Vanessa Kirby was photographed sprinting, tackling and firing in a series of high‑intensity action sequences while filming Liminal in Brooklyn on Tuesday, May 26.
Cameras on set captured Kirby in a black bodysuit and dark jumpsuit—set photos also showed her with brown‑colored hair—running through multiple scenes and, in one cut, positioned on top of another actor as if she had just taken him down. Several stills appeared to show co-star Yahya Abdul‑Mateen II restraining her during an action sequence; he was seen in a gray jacket layered over a red jacket, brown pants, sunglasses and carrying a large backpack.
The shoot in Brooklyn produced multiple action beats: sprinting, physical contact and what the set photos suggested were choreographed takedowns. Other images from the day showed Kirby wielding a gun and moving through the scenes at speed, underlining that the part demands sustained physical performance.
Those scenes come as Liminal, adapted from the graphic novel Telepaths, prepares to move from page to screen. The source material centers on a world where a tenth of the population suddenly gains telepathic powers after an electromagnetic disturbance. Apple Studios has greenlit the project, with Louis Leterrier directing and Justin Rhodes writing the screenplay; filming in New York kicked off earlier this month and an official release date has not yet been announced.
The contrast between Liminal’s speculative premise—people suddenly becoming telepathic—and the visceral, physical filmmaking caught on May 26 is striking. The core drama of the original Telepaths mini‑series focuses on newly telepathic civilians and the police officers who must manage the fallout; yet the set photos emphasize close‑quarters struggle and kinetic movement as much as any psychic showdown.
Yahya Abdul‑Mateen II’s wardrobe and posture in the pictures reinforced that impression.
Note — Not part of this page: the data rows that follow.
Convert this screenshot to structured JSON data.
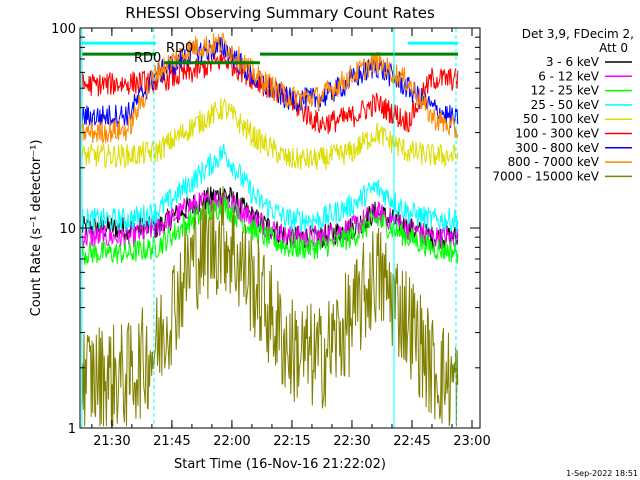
{
  "chart_data": {
    "type": "line",
    "title": "RHESSI Observing Summary Count Rates",
    "xlabel": "Start Time (16-Nov-16 21:22:02)",
    "ylabel": "Count Rate (s⁻¹ detector⁻¹)",
    "y_scale": "log",
    "xlim": [
      "21:22:02",
      "23:02:00"
    ],
    "ylim": [
      1,
      100
    ],
    "x_ticks": [
      "21:30",
      "21:45",
      "22:00",
      "22:15",
      "22:30",
      "22:45",
      "23:00"
    ],
    "y_ticks": [
      "1",
      "10",
      "100"
    ],
    "legend_header": "Det 3,9, FDecim 2,",
    "legend_header2": "Att 0",
    "legend_position": "right",
    "timestamp": "1-Sep-2022 18:51",
    "grid": false,
    "x": [
      "21:26",
      "21:34",
      "21:41",
      "21:50",
      "21:58",
      "22:06",
      "22:14",
      "22:22",
      "22:30",
      "22:36",
      "22:44",
      "22:50",
      "22:57"
    ],
    "series": [
      {
        "name": "3 - 6 keV",
        "color": "#000000",
        "values": [
          10,
          10,
          10,
          13,
          15,
          11,
          9,
          9,
          10,
          12,
          10,
          9,
          9
        ]
      },
      {
        "name": "6 - 12 keV",
        "color": "#ff00ff",
        "values": [
          9,
          9,
          10,
          13,
          14,
          11,
          9,
          9,
          10,
          12,
          10,
          9,
          9
        ]
      },
      {
        "name": "12 - 25 keV",
        "color": "#00ff00",
        "values": [
          7.5,
          7.5,
          8,
          11,
          13,
          9.5,
          8,
          8,
          9,
          11,
          9,
          8,
          7.5
        ]
      },
      {
        "name": "25 - 50 keV",
        "color": "#00ffff",
        "values": [
          11,
          11,
          12,
          17,
          24,
          14,
          11,
          11,
          13,
          16,
          12,
          11,
          11
        ]
      },
      {
        "name": "50 - 100 keV",
        "color": "#dddd00",
        "values": [
          23,
          23,
          24,
          32,
          40,
          28,
          22,
          22,
          24,
          30,
          24,
          23,
          23
        ]
      },
      {
        "name": "100 - 300 keV",
        "color": "#ff0000",
        "values": [
          52,
          53,
          54,
          60,
          70,
          55,
          44,
          33,
          36,
          42,
          34,
          56,
          55
        ]
      },
      {
        "name": "300 - 800 keV",
        "color": "#0000ff",
        "values": [
          36,
          37,
          58,
          75,
          80,
          55,
          44,
          44,
          55,
          65,
          50,
          40,
          34
        ]
      },
      {
        "name": "800 - 7000 keV",
        "color": "#ff8800",
        "values": [
          30,
          31,
          60,
          80,
          84,
          58,
          45,
          45,
          58,
          68,
          54,
          36,
          30
        ]
      },
      {
        "name": "7000 - 15000 keV",
        "color": "#808000",
        "values": [
          1.8,
          1.8,
          2.5,
          7,
          9,
          5,
          2.5,
          2.2,
          3.5,
          6,
          3.5,
          2,
          1.6
        ]
      }
    ],
    "annotations": [
      "RD0",
      "RD0"
    ]
  }
}
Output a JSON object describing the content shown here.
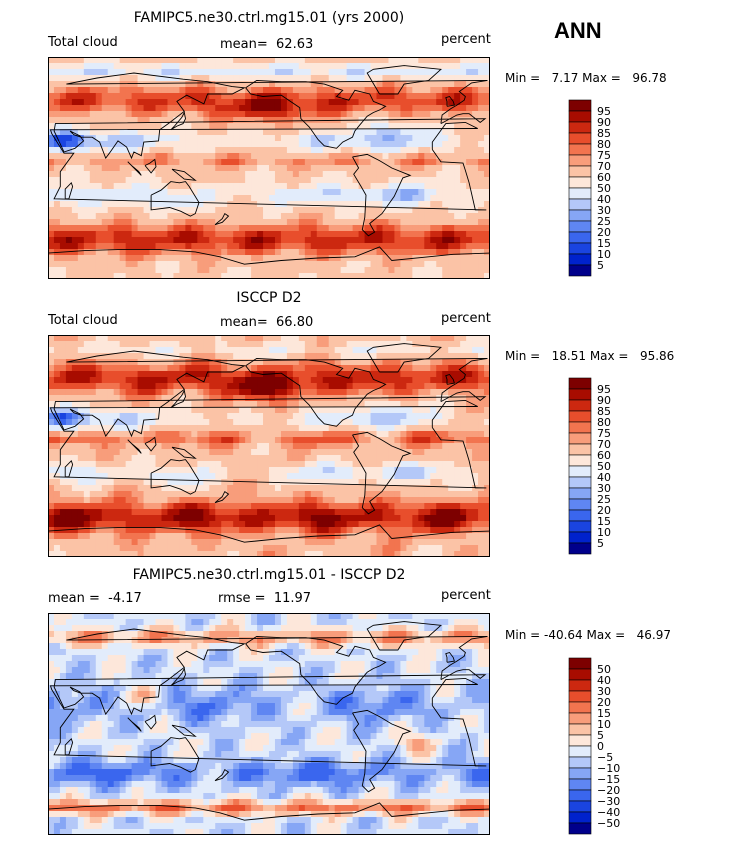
{
  "season": "ANN",
  "chart_data": [
    {
      "type": "heatmap",
      "title": "FAMIPC5.ne30.ctrl.mg15.01 (yrs 2000)",
      "variable": "Total cloud",
      "mean_label": "mean=",
      "mean": "62.63",
      "units": "percent",
      "min_label": "Min =",
      "min": "7.17",
      "max_label": "Max =",
      "max": "96.78",
      "levels": [
        "5",
        "10",
        "15",
        "20",
        "25",
        "30",
        "40",
        "50",
        "60",
        "70",
        "75",
        "80",
        "85",
        "90",
        "95"
      ],
      "colors": [
        "#00008b",
        "#0022cc",
        "#1a44e0",
        "#3a66ee",
        "#5f86f2",
        "#86a6f5",
        "#b4c8f8",
        "#e2ecfb",
        "#fde7da",
        "#fbc3a6",
        "#f89d7b",
        "#f2744f",
        "#e84e2c",
        "#cc2810",
        "#a80c00",
        "#7d0000"
      ]
    },
    {
      "type": "heatmap",
      "title": "ISCCP D2",
      "variable": "Total cloud",
      "mean_label": "mean=",
      "mean": "66.80",
      "units": "percent",
      "min_label": "Min =",
      "min": "18.51",
      "max_label": "Max =",
      "max": "95.86",
      "levels": [
        "5",
        "10",
        "15",
        "20",
        "25",
        "30",
        "40",
        "50",
        "60",
        "70",
        "75",
        "80",
        "85",
        "90",
        "95"
      ],
      "colors": [
        "#00008b",
        "#0022cc",
        "#1a44e0",
        "#3a66ee",
        "#5f86f2",
        "#86a6f5",
        "#b4c8f8",
        "#e2ecfb",
        "#fde7da",
        "#fbc3a6",
        "#f89d7b",
        "#f2744f",
        "#e84e2c",
        "#cc2810",
        "#a80c00",
        "#7d0000"
      ]
    },
    {
      "type": "heatmap",
      "title": "FAMIPC5.ne30.ctrl.mg15.01 - ISCCP D2",
      "mean_label": "mean =",
      "mean": "-4.17",
      "rmse_label": "rmse =",
      "rmse": "11.97",
      "units": "percent",
      "min_label": "Min =",
      "min": "-40.64",
      "max_label": "Max =",
      "max": "46.97",
      "levels": [
        "−50",
        "−40",
        "−30",
        "−20",
        "−15",
        "−10",
        "−5",
        "0",
        "5",
        "10",
        "15",
        "20",
        "30",
        "40",
        "50"
      ],
      "colors": [
        "#00008b",
        "#0022cc",
        "#1a44e0",
        "#3a66ee",
        "#5f86f2",
        "#86a6f5",
        "#b4c8f8",
        "#e2ecfb",
        "#fde7da",
        "#fbc3a6",
        "#f89d7b",
        "#f2744f",
        "#e84e2c",
        "#cc2810",
        "#a80c00",
        "#7d0000"
      ]
    }
  ]
}
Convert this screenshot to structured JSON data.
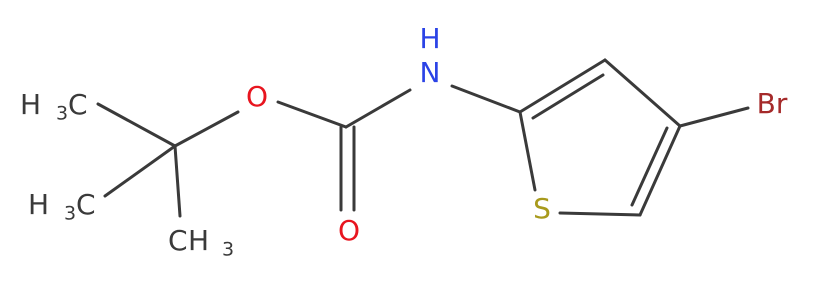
{
  "atoms": {
    "methyl_top": {
      "h": "H",
      "sub": "3",
      "c": "C"
    },
    "methyl_mid": {
      "h": "H",
      "sub": "3",
      "c": "C"
    },
    "methyl_bottom": {
      "c": "C",
      "h": "H",
      "sub": "3"
    },
    "ester_oxygen": "O",
    "carbonyl_oxygen": "O",
    "nitrogen": "N",
    "nitrogen_hydrogen": "H",
    "sulfur": "S",
    "bromine": "Br"
  }
}
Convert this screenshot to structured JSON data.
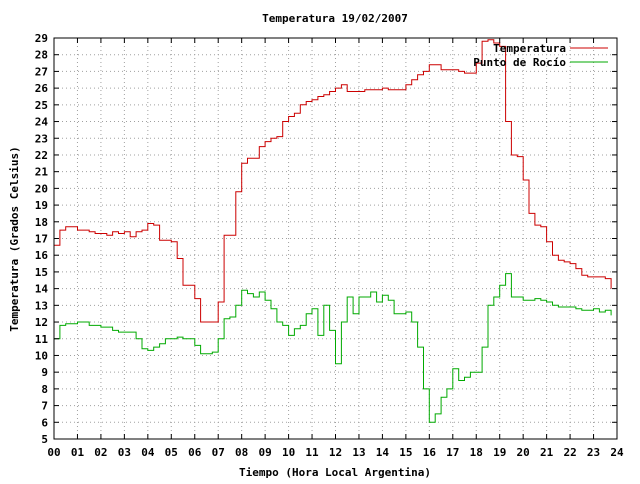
{
  "chart_data": {
    "type": "line",
    "title": "Temperatura 19/02/2007",
    "xlabel": "Tiempo (Hora Local Argentina)",
    "ylabel": "Temperatura (Grados Celsius)",
    "xlim": [
      0,
      24
    ],
    "ylim": [
      5,
      29
    ],
    "grid": true,
    "legend_position": "top-right",
    "x_tick_labels": [
      "00",
      "01",
      "02",
      "03",
      "04",
      "05",
      "06",
      "07",
      "08",
      "09",
      "10",
      "11",
      "12",
      "13",
      "14",
      "15",
      "16",
      "17",
      "18",
      "19",
      "20",
      "21",
      "22",
      "23",
      "24"
    ],
    "y_ticks": [
      5,
      6,
      7,
      8,
      9,
      10,
      11,
      12,
      13,
      14,
      15,
      16,
      17,
      18,
      19,
      20,
      21,
      22,
      23,
      24,
      25,
      26,
      27,
      28,
      29
    ],
    "series": [
      {
        "name": "Temperatura",
        "color": "#cc0000",
        "x": [
          0.0,
          0.25,
          0.5,
          0.75,
          1.0,
          1.25,
          1.5,
          1.75,
          2.0,
          2.25,
          2.5,
          2.75,
          3.0,
          3.25,
          3.5,
          3.75,
          4.0,
          4.25,
          4.5,
          4.75,
          5.0,
          5.25,
          5.5,
          5.75,
          6.0,
          6.25,
          6.5,
          6.75,
          7.0,
          7.25,
          7.5,
          7.75,
          8.0,
          8.25,
          8.5,
          8.75,
          9.0,
          9.25,
          9.5,
          9.75,
          10.0,
          10.25,
          10.5,
          10.75,
          11.0,
          11.25,
          11.5,
          11.75,
          12.0,
          12.25,
          12.5,
          12.75,
          13.0,
          13.25,
          13.5,
          13.75,
          14.0,
          14.25,
          14.5,
          14.75,
          15.0,
          15.25,
          15.5,
          15.75,
          16.0,
          16.25,
          16.5,
          16.75,
          17.0,
          17.25,
          17.5,
          17.75,
          18.0,
          18.25,
          18.5,
          18.75,
          19.0,
          19.25,
          19.5,
          19.75,
          20.0,
          20.25,
          20.5,
          20.75,
          21.0,
          21.25,
          21.5,
          21.75,
          22.0,
          22.25,
          22.5,
          22.75,
          23.0,
          23.25,
          23.5,
          23.75
        ],
        "values": [
          16.6,
          17.5,
          17.7,
          17.7,
          17.5,
          17.5,
          17.4,
          17.3,
          17.3,
          17.2,
          17.4,
          17.3,
          17.4,
          17.1,
          17.4,
          17.5,
          17.9,
          17.8,
          16.9,
          16.9,
          16.8,
          15.8,
          14.2,
          14.2,
          13.4,
          12.0,
          12.0,
          12.0,
          13.2,
          17.2,
          17.2,
          19.8,
          21.5,
          21.8,
          21.8,
          22.5,
          22.8,
          23.0,
          23.1,
          24.0,
          24.3,
          24.5,
          25.0,
          25.2,
          25.3,
          25.5,
          25.6,
          25.8,
          26.0,
          26.2,
          25.8,
          25.8,
          25.8,
          25.9,
          25.9,
          25.9,
          26.0,
          25.9,
          25.9,
          25.9,
          26.2,
          26.5,
          26.8,
          27.0,
          27.4,
          27.4,
          27.1,
          27.1,
          27.1,
          27.0,
          26.9,
          26.9,
          27.5,
          28.8,
          28.9,
          28.7,
          28.5,
          24.0,
          22.0,
          21.9,
          20.5,
          18.5,
          17.8,
          17.7,
          16.8,
          16.0,
          15.7,
          15.6,
          15.5,
          15.2,
          14.8,
          14.7,
          14.7,
          14.7,
          14.6,
          14.0
        ]
      },
      {
        "name": "Punto de Rocío",
        "color": "#00aa00",
        "x": [
          0.0,
          0.25,
          0.5,
          0.75,
          1.0,
          1.25,
          1.5,
          1.75,
          2.0,
          2.25,
          2.5,
          2.75,
          3.0,
          3.25,
          3.5,
          3.75,
          4.0,
          4.25,
          4.5,
          4.75,
          5.0,
          5.25,
          5.5,
          5.75,
          6.0,
          6.25,
          6.5,
          6.75,
          7.0,
          7.25,
          7.5,
          7.75,
          8.0,
          8.25,
          8.5,
          8.75,
          9.0,
          9.25,
          9.5,
          9.75,
          10.0,
          10.25,
          10.5,
          10.75,
          11.0,
          11.25,
          11.5,
          11.75,
          12.0,
          12.25,
          12.5,
          12.75,
          13.0,
          13.25,
          13.5,
          13.75,
          14.0,
          14.25,
          14.5,
          14.75,
          15.0,
          15.25,
          15.5,
          15.75,
          16.0,
          16.25,
          16.5,
          16.75,
          17.0,
          17.25,
          17.5,
          17.75,
          18.0,
          18.25,
          18.5,
          18.75,
          19.0,
          19.25,
          19.5,
          19.75,
          20.0,
          20.25,
          20.5,
          20.75,
          21.0,
          21.25,
          21.5,
          21.75,
          22.0,
          22.25,
          22.5,
          22.75,
          23.0,
          23.25,
          23.5,
          23.75
        ],
        "values": [
          11.0,
          11.8,
          11.9,
          11.9,
          12.0,
          12.0,
          11.8,
          11.8,
          11.7,
          11.7,
          11.5,
          11.4,
          11.4,
          11.4,
          11.0,
          10.4,
          10.3,
          10.5,
          10.7,
          11.0,
          11.0,
          11.1,
          11.0,
          11.0,
          10.6,
          10.1,
          10.1,
          10.2,
          11.0,
          12.2,
          12.3,
          13.0,
          13.9,
          13.7,
          13.5,
          13.8,
          13.3,
          12.8,
          12.0,
          11.8,
          11.2,
          11.6,
          11.8,
          12.5,
          12.8,
          11.2,
          13.0,
          11.5,
          9.5,
          12.0,
          13.5,
          12.5,
          13.5,
          13.5,
          13.8,
          13.2,
          13.6,
          13.3,
          12.5,
          12.5,
          12.6,
          12.0,
          10.5,
          8.0,
          6.0,
          6.5,
          7.5,
          8.0,
          9.2,
          8.5,
          8.7,
          9.0,
          9.0,
          10.5,
          13.0,
          13.5,
          14.2,
          14.9,
          13.5,
          13.5,
          13.3,
          13.3,
          13.4,
          13.3,
          13.2,
          13.0,
          12.9,
          12.9,
          12.9,
          12.8,
          12.7,
          12.7,
          12.8,
          12.6,
          12.7,
          12.4
        ]
      }
    ]
  }
}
Rather than costuming that reads as purely science‑fictional, he was filmed in layered, everyday clothing and sunglasses while carrying a large pack, suggesting the production is grounding its extraordinary premise in familiar, gritty visuals. That choice could steer Liminal toward a more physical, grounded thriller even as it rests on an extraordinary premise.
For Kirby, the shoot underscores a busy calendar. She is already slated to return to the Marvel universe as Sue Storm in Avengers: Doomsday, currently scheduled to hit theaters on December 19. Liminal therefore arrives as another major, high‑profile assignment that will test a very different set of skills: not the superhero role she will reprise later this year, but one that so far appears to demand close‑quarters physical acting and fast, kinetic sequences.
What matters now is how those pieces will be put together on screen. The production is clearly investing in physical staging for Liminal’s sequences even as the story’s engine remains telepathy and societal upheaval. If the Brooklyn footage is any guide, the film will mix intimate, physical confrontation with the speculative conceit that a tenth of the population suddenly speaks without words—a blend that will determine whether Liminal reads as a grounded thriller or a high‑concept speculative drama.
On the evidence of the May 26 shoot, Vanessa Kirby is committed to the physical side of that gamble: she is sprinting, tackling and shooting in scenes that sell danger without ever showing the low‑key, explanatory effects that telepathy might require. That suggests Liminal will lean into immediate, human conflict first and telepathic theory second—an approach that will either sharpen the film’s tension or underplay the original graphic novel’s central idea. Either way, Kirby’s performance on set shows she is treating the material as a physical, actor‑led thriller rather than a purely effects‑driven spectacle.